4Associate Professor Department of Physiology, Rampurhat Government Medical College and Hospital, West Bengal, India.
5Associate Professor, G&O Burdwan Medical College and Hospital, West Bengal, India.
6Professor, G&O, Burdwan Medical College and Hospital, West Bengal, India.
Corresponding Author: Dr. Priyankar Kanrar
ABSTRACT
Background: Termination of second trimester pregnancy has been reported to be associated with 3-5 times higher morbidity and mortality risks than termination in 1st trimester. Aims: To compare the safety and efficacy of intravaginal mifepristone -misoprostol combination, with extra-amniotic ethacridine lactate for mid trimester pregnancy termination.
Materials and methods: This study was conducted in Burdwan Medical College in a time span of one year after taking Institutional ethical clearance and informed consent of the subjects.
102 pregnant women who were admitted in the Gynaecology and Obstetrics department for second trimester abortion between 13 – 20 weeks of gestation were divided into two groups.
Mifepristone with Misoprostol Group and Ethacridine lactate group and drugs were administered accordingly.
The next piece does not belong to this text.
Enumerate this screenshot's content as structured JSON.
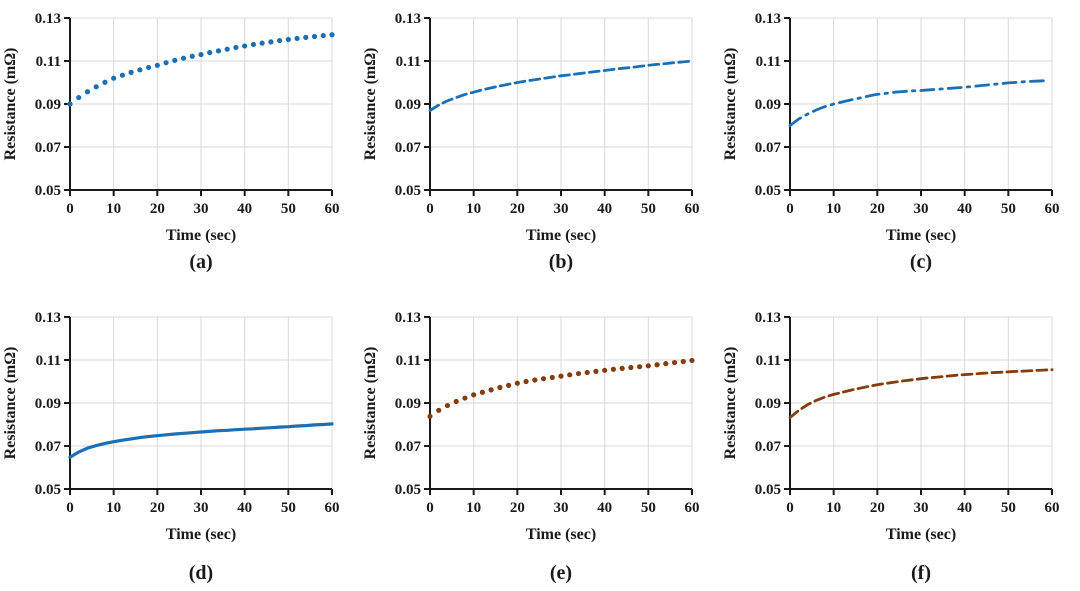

All patients were monitored clinically with 2 hourly assessments of maternal temperature, pulse, blood pressure and respiratory rate. Occurrences of fever, chest pain, breathing difficulty, vomiting, diarrhea were recorded. After expulsion of the fetus and placenta cervical injury was looked for and check curettage done in incomplete expulsion cases.
Induction abortion interval was decided as the time duration from introduction of drug to the expulsion of products of conception. The induction abortion interval was defined as time from instillation of ethacridine lactate or administration of 1st dose of misoprostol to abortion.
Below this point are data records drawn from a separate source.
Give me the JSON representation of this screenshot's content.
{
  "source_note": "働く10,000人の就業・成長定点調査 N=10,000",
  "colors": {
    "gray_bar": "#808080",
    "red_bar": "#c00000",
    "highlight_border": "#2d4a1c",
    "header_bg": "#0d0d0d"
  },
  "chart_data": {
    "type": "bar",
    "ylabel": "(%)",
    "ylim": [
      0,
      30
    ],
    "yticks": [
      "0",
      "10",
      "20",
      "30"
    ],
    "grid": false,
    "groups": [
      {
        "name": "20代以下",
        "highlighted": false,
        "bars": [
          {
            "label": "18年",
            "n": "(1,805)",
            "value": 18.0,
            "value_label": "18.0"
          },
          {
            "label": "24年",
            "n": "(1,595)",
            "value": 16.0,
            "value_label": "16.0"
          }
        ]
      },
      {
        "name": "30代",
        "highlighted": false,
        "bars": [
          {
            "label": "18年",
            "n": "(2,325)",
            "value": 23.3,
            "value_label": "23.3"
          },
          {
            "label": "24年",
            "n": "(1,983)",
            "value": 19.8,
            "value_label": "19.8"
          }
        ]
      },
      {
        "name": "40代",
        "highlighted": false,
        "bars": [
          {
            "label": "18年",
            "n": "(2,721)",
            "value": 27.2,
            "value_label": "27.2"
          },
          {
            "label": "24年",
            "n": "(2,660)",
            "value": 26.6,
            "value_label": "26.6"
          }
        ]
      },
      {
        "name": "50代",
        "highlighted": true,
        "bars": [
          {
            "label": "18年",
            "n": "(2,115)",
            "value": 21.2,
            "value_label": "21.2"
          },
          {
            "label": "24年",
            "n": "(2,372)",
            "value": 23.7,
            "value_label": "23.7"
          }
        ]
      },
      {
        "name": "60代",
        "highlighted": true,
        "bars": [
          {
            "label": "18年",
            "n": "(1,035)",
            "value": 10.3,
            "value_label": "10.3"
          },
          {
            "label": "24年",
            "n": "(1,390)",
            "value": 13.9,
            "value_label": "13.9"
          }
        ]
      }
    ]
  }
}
Hemorrhage was defined as an estimated blood loss exceeding 500 mL approx. quantified as fall in Hb >2 gm/dl or a need for blood transfusion. Fever was defined as a temperature of 38 0C or more occurring 24 hours or more after pregnancy termination
Statistical methods: Data was collected and compiled and software package SPSS version 19 was used for statistical analysis. P value < 0.05* was considered as significant and <0.01** as highly significant.
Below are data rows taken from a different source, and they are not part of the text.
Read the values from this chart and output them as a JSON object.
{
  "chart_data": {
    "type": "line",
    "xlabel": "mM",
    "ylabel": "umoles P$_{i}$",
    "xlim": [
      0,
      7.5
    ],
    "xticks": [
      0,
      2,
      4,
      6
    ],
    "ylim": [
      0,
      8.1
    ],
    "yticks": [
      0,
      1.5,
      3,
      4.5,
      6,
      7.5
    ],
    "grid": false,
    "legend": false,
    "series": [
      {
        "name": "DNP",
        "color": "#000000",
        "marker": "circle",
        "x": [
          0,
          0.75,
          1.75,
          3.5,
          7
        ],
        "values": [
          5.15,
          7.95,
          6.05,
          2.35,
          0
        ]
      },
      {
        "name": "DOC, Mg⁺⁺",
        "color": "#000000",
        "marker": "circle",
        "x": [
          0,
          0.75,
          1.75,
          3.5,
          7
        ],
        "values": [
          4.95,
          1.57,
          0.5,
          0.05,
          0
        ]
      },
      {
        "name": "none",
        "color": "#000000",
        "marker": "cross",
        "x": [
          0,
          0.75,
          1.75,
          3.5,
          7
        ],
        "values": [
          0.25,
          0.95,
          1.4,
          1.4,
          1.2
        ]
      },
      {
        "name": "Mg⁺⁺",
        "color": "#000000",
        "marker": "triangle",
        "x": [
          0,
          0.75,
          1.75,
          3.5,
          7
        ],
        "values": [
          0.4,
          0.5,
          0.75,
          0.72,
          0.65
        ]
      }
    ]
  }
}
Results: No significant difference was found between any of the demographic characteristics like age, BMI, parity and gestational age between Group A and Group B. The induction delivery interval was 16.09 hours and 36.53 hours in group A and B respectively, which was statistically significant. When considering only primigravida, the induction-delivery time came out to be 16.35 hours and 42.27 hours in group A and group B respectively. The difference is statistically significant. On the other hand, in multigravida, induction-delivery time (P= 0.004), group A= 15.93 hours and 28.2 hours. At the end of 48hours, 100% and 78.43% patients delivered in both groups. Induction - delivery time was found to be less in parous than in nulliparous in both the groups. The most common side-effect was found to be abdominal pain. GI side effects were more in group A but the difference was not statistically significant. Only incidence of fever was found to be more in ethacridine lactate group.
Conclusions: We may conclude that mifepristone and misoprostol combination for second trimester termination of pregnancy, is preferable to ethacridine and oxytocin combination, because it works faster, has a higher success rate in a shorter period of time, and fewer complications.
Key words: Medical termination of pregnancy, mifepristone and misoprostol combination, ethacridine lactate.